Suppose a client with a malpractice claim wishes to assign or sell his malpractice claim for somebody else to pursue. Would the assigned malpractice claim be allowed to proceed?
Nationwide, the cases from state courts which hold that legal malpractice claims may never be assigned generally cite five concerns: (1) the fear of creating a market in malpractice; (2) the risk of collusion that would exist between the assignor and assignee; (3) the concern that the increased possibility of assignment may deter attorneys from zealously advocating their client's interests; (4) the concern that assignments would increase the frequency with which legal malpractice claims are brought, thereby providing a disincentive to supplying legal services to those who need them; and (5) the risk that, if legal malpractice claims were assignable as part of a settlement, a party could sue the adverse party's attorney, thereby threatening attorney-client confidentiality. The underlying theme running through these concerns is the perceived threat to the attorney-client relationship that could accompany the assignments of legal malpractice claims.
A minority of states have declined to adopt an absolute prohibition on assigning malpractice claims because those concerns are not present in every case. Oregon and Washington are among these states.
In Oregon, assignments are allowed if the assignee has a bona fide interest in the subject of the malpractice action. Gregory v Lovelien, 174 Or App 483, 26 P.3d 180 (2001). In Gregory, the clients' assignment of their legal malpractice claim to a disbarred attorney did not violate public policy, where the attorney allegedly had a bona fide interest in the malpractice claim through joint ownership of real estate that was the subject of the malpractice action.
Similarly, Washington does not bar assignments of malpractice claims wholesale. Kenco Enterprises Northwest, LLC v Wiese, 172 Wash.App. 607, 291 P.3d 261 (2013). In Kenco, the assignment was disallowed only because it was to an adversary in litigation, which presented heightened public policy concerns. Specifically, the court cited Kommavongsa v Haskell, 149 Wash.App. 288, 67 P.3d 1068 (2003), which held that assignments between adversaries could give rise to potential conflicts of interest and could harm the legal profession by making lawyers reluctant to represent potentially judgment-proof clients. In the process of holding the assignment to be ineffective, the court in Kenco expressly noted that Washington is among the minority of jurisdictions that do not prohibit assignment of legal malpractice claims, and that instead hold that a case-by-case determination is appropriate where public policy concerns are implicated.

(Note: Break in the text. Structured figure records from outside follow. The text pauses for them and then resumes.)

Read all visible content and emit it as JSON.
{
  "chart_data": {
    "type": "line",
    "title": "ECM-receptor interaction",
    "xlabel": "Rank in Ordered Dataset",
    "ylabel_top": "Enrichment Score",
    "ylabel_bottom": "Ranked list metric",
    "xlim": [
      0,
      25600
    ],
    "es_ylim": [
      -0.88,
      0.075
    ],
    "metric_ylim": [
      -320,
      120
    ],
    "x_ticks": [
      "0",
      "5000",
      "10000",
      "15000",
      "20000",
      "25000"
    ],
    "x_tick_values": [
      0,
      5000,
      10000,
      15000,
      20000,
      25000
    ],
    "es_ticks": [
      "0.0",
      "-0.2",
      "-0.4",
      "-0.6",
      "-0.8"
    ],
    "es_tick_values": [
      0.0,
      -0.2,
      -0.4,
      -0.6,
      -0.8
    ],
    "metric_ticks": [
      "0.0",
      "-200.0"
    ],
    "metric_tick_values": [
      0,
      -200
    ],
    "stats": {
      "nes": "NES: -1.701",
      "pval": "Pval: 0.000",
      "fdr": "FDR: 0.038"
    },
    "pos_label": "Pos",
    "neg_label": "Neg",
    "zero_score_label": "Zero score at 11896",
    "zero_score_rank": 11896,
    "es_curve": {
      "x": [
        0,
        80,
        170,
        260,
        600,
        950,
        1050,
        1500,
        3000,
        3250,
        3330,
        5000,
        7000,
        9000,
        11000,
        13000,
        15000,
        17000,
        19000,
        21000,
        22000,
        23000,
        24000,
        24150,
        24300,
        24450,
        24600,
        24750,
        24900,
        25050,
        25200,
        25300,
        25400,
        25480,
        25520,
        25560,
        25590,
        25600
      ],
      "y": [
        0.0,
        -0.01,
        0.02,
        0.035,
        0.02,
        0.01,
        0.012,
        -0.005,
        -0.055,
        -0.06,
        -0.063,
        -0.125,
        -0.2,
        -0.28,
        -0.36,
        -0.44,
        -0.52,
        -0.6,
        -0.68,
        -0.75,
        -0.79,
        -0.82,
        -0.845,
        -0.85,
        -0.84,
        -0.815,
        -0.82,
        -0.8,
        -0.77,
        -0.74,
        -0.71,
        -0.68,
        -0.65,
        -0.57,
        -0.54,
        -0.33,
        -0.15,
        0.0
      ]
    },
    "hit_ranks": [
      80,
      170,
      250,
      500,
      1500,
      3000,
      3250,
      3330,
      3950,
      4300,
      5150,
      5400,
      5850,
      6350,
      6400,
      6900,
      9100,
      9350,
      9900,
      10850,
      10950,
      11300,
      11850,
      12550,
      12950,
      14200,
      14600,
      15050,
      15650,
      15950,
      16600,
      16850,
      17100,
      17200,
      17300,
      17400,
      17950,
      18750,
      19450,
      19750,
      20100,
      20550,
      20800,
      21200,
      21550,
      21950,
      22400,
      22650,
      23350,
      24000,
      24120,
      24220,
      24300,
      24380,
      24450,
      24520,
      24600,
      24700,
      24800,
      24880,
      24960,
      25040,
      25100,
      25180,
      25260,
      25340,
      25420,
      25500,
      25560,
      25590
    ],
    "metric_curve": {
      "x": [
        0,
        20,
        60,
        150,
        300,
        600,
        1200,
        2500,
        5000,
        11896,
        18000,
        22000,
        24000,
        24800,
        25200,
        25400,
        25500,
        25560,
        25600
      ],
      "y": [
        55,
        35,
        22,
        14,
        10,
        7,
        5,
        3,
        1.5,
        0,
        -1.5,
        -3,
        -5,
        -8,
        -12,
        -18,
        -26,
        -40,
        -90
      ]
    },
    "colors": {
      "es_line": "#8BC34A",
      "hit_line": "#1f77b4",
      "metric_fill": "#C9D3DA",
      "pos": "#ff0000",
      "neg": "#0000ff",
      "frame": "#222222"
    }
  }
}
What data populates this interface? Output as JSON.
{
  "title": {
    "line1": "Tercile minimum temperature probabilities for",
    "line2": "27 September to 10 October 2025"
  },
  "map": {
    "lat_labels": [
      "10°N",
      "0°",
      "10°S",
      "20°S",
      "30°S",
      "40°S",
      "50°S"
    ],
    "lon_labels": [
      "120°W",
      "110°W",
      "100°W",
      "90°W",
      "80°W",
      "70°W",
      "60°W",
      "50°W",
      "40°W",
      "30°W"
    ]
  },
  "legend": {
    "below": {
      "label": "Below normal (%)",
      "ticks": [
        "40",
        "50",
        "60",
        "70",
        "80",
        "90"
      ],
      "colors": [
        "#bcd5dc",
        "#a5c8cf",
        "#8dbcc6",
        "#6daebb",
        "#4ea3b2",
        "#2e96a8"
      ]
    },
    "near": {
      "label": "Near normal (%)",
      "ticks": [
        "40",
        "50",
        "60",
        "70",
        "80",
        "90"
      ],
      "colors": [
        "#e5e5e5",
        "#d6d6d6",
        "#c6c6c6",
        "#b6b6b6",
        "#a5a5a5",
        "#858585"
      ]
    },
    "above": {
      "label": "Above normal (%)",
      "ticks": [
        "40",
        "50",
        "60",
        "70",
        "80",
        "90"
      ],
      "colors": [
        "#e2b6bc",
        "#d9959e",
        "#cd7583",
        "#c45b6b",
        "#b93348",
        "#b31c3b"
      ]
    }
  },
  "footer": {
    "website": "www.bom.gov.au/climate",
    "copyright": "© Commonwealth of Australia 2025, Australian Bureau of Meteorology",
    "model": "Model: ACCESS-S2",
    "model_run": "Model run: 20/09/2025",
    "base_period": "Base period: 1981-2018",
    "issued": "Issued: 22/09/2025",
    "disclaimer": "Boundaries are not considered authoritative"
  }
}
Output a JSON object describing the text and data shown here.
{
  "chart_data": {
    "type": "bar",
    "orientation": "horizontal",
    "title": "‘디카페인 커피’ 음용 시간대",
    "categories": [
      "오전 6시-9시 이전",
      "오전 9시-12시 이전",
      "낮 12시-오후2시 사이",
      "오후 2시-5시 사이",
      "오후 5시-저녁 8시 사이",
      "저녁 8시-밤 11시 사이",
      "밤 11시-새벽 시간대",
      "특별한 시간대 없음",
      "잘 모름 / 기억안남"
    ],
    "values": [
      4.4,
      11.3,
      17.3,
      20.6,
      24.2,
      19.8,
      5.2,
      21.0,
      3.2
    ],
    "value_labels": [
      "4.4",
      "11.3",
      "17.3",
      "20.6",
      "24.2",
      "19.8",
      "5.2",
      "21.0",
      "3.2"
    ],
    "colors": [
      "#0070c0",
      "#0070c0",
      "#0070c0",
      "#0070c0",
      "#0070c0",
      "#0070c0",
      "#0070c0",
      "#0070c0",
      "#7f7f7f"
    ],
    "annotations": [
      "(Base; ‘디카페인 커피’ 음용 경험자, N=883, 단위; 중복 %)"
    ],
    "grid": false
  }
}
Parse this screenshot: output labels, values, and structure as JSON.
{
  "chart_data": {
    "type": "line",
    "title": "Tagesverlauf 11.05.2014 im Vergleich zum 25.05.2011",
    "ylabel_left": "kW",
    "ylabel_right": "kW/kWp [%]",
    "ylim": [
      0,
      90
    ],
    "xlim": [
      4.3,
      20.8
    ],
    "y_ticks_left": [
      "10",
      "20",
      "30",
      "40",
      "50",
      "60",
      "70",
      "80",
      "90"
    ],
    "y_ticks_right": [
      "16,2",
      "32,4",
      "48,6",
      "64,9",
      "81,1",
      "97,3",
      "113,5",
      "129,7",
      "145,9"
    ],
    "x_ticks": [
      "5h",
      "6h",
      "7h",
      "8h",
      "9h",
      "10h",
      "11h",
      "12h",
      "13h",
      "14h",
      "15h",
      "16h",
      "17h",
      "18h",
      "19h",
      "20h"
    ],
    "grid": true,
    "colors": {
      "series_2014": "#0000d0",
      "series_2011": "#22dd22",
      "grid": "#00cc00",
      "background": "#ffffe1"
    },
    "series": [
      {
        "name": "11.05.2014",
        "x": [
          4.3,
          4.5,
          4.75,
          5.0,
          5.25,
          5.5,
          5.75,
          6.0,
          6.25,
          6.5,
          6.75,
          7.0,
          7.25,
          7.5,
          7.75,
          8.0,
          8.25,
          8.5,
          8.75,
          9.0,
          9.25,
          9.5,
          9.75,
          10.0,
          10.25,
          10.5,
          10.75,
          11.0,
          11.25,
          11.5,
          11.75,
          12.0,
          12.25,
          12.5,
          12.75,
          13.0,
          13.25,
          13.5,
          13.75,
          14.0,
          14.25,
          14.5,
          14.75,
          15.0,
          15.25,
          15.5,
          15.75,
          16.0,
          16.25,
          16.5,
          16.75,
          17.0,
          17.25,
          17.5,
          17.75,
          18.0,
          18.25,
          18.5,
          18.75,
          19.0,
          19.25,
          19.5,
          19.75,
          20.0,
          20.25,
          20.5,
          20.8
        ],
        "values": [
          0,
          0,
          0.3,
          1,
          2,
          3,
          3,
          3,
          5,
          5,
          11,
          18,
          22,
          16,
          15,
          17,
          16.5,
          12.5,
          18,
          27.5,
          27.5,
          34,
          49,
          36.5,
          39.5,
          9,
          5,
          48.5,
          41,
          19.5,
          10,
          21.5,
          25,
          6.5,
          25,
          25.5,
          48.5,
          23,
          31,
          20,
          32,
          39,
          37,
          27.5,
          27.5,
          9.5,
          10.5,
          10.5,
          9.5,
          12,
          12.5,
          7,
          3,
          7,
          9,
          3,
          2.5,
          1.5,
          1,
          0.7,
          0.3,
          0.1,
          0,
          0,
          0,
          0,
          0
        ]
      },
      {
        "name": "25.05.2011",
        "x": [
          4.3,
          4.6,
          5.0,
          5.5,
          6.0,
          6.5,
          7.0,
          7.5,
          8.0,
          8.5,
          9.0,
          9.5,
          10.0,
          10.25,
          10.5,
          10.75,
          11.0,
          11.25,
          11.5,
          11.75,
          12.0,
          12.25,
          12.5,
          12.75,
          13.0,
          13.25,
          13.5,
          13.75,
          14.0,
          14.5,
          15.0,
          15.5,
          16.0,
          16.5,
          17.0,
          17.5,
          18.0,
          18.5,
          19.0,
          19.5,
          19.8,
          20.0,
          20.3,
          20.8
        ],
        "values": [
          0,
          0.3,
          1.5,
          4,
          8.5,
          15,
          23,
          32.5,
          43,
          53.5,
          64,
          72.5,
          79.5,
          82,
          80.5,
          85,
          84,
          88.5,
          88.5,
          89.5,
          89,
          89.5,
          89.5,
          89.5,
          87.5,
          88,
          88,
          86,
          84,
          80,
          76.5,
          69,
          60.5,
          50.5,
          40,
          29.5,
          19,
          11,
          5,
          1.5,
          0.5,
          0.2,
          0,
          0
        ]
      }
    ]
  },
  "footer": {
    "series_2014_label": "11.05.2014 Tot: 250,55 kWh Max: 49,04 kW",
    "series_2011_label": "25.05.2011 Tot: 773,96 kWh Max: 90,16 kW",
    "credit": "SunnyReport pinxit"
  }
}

Under what circumstances might an assignment reasonably be sought? One example is where there are several clients on a matter in which malpractice was committed, and each of the clients possesses some divisible piece of the damages. For instance, suppose a lawyer represents several beneficiaries of a will in litigation to contest a new will as the product of undue influence and set it aside. Suppose this lawyer commits malpractice and the claim is lost. Each client's damages would correspond to their expectancy interest in the first will. Sometimes one or more clients in such circumstances may not want to pursue a lawsuit for malpractice, for instance because they reside far away, or do not wish to expose themselves to the vexation of litigation, or cannot afford to fund the costs of litigation. Under those circumstances, it may be desirable for the client who intends to pursue a claim for malpractice to take assignment (or purchase) the claim of the non-participating client(s). These circumstances present the strongest case for assignment, because the assigning party was a client too and possessed a malpractice claim based on the same conduct.